Local stress in the bridge structure just as lateral displacements get drastically large (deformations have been magnified five times). Image Credit: Tokyo Metropolitan University.
Reinforcing ribs have been demonstrated to be beneficial against lateral forces and to enhance load-bearing capacity.
Large earthquakes can be catastrophic to infrastructure. The consequences of a badly damaged bridge, for instance, extend beyond the tragedy that occurs on it to how the loss of access impacts emergency services, evacuation operations, and the transport of critical supplies.

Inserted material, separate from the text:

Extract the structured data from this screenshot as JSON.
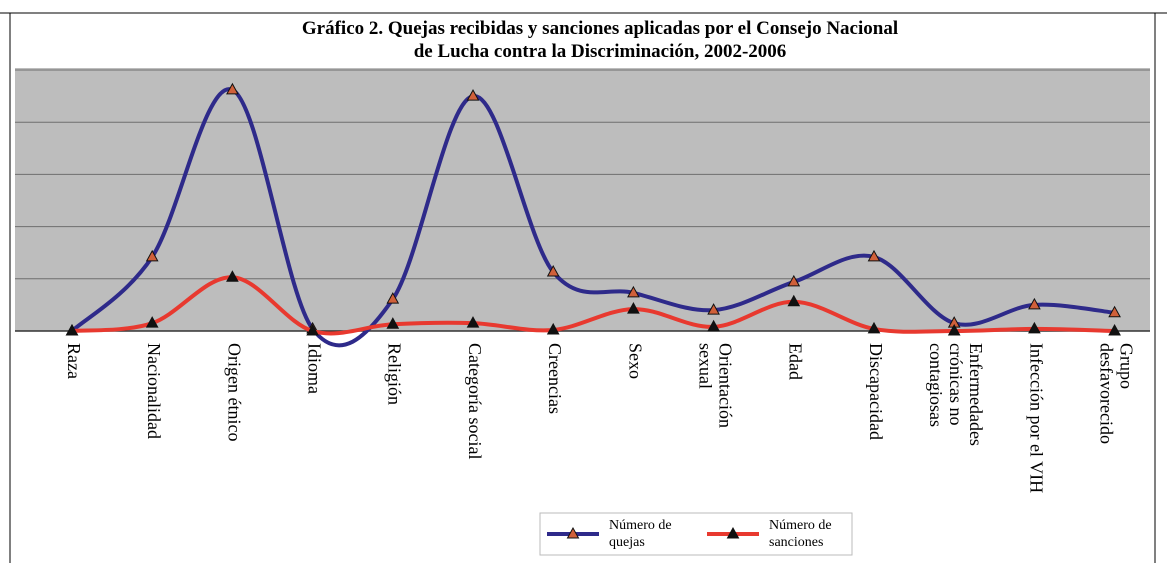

Determining how seismic activity affects typical bridge structures is therefore critical, not only for building robust quake-resistant bridges but also for preventing the breakdown of existing ones by appropriate reinforcement. Though numerical models persist to assess the durability of bridge superstructures, there are few examples that examine how each component of the entire bridge structure responds during large-scale earthquakes.
A group headed by Tokyo Metropolitan University’s Professor Jun Murakoshi has been exploring precise models that correctly reflect the real behavior of complete structures, with an emphasis on how they might inform new design concepts.

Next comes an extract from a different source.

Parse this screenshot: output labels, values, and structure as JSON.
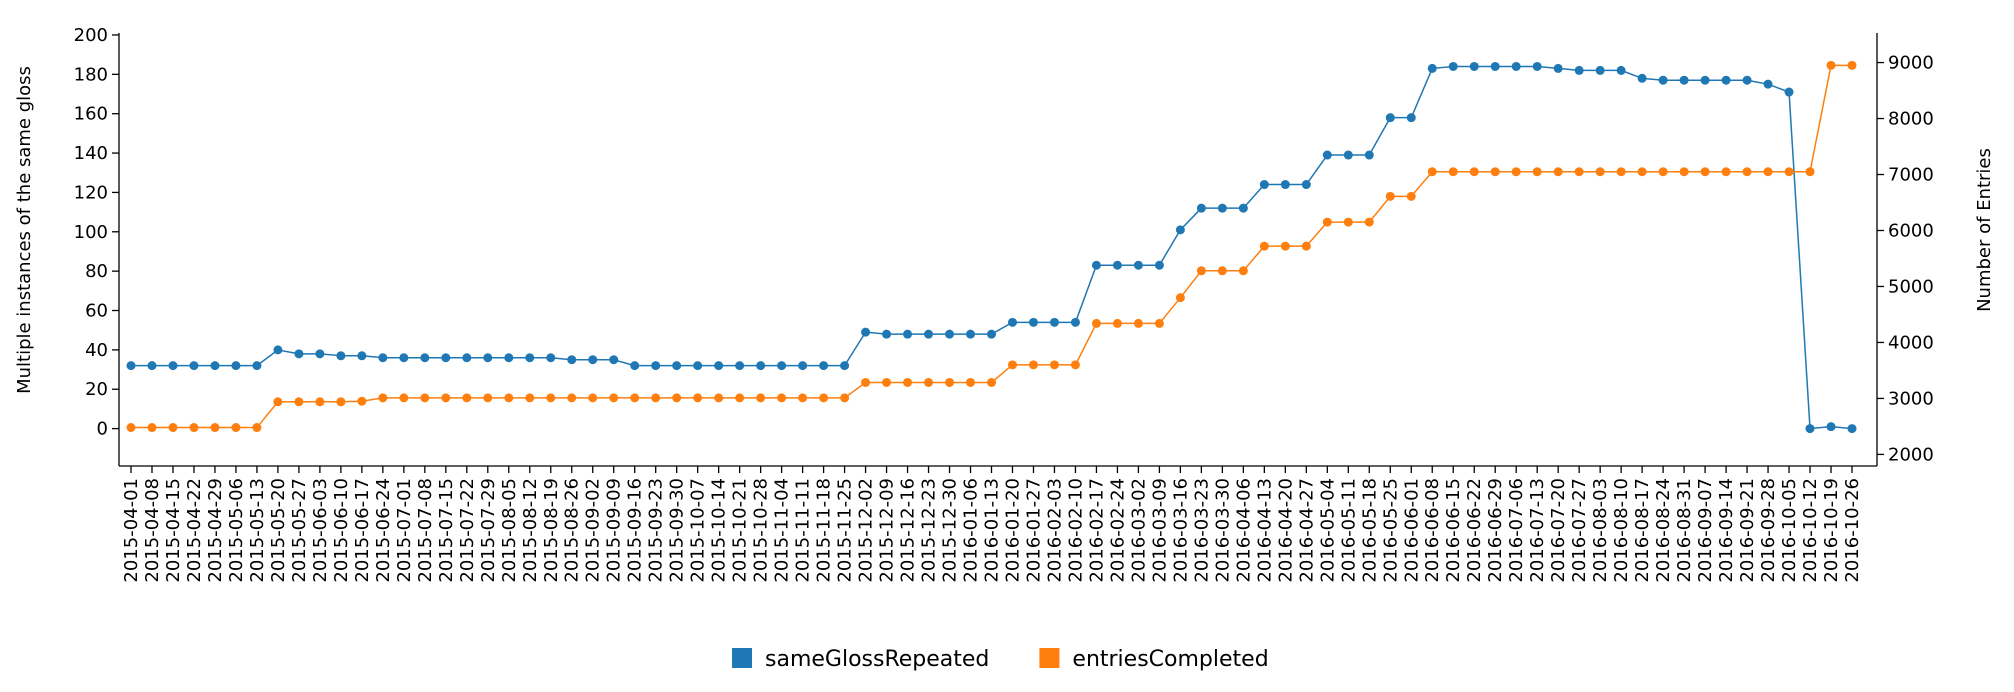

They investigated the failure process and the effect on load-bearing capacity caused by lateral shaking of an “I-shaped girder” bridge, a popular bridge type with a span length of 30 m; supported steel girders shaped to resemble a capital “I” carry a flat “deck slab” over which cars and people can pass. Researchers exposed their model bridge to the lateral forces experienced during earthquakes, taking into account the response when the force was delivered to the girders in the longitudinal and transverse directions.

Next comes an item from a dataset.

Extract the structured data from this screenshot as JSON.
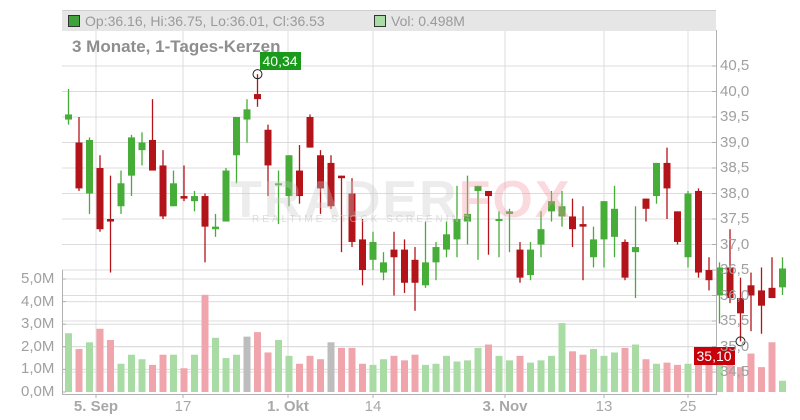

The model provided a precise representation of how the bridge yields and deforms. For instance, when a force was applied in a transverse direction, the lower portion of the vertical stiffeners on the support was the first area to be impacted, then the diagonal members of the end cross frame began to yield.
The vertical stiffeners continue to yield until the gusset plate (a steel plate that links the lateral members) begins to deform. Though this does not result in bridge failure, there have already been reports of deformations obstructing the passage of rescue vehicles following large-scale earthquakes.
The question that persists now is: How is it possible to stop this from happening? The team then investigated the impact of reinforcing ribs on the structure: a model with reinforcing ribs demonstrated how stress acting on the girders and the end cross frame connecting them may be decreased.
As a result, the group’s work offers rational insight into how bridge structures might be constructed and reinforced to make the infrastructure safer, as well as improved ways of assessing their safety.
The Japan Iron and Steel Federation provided funding for this project.
Katayama, T., et al. (2022) Damage Mechanism and Load-Carrying Capacity at Girder End of Existing Steel Girder Bridge Under Seismic Lateral Force. International Journal of Steel Structures. doi.org/10.1007/s13296-022-00672-5.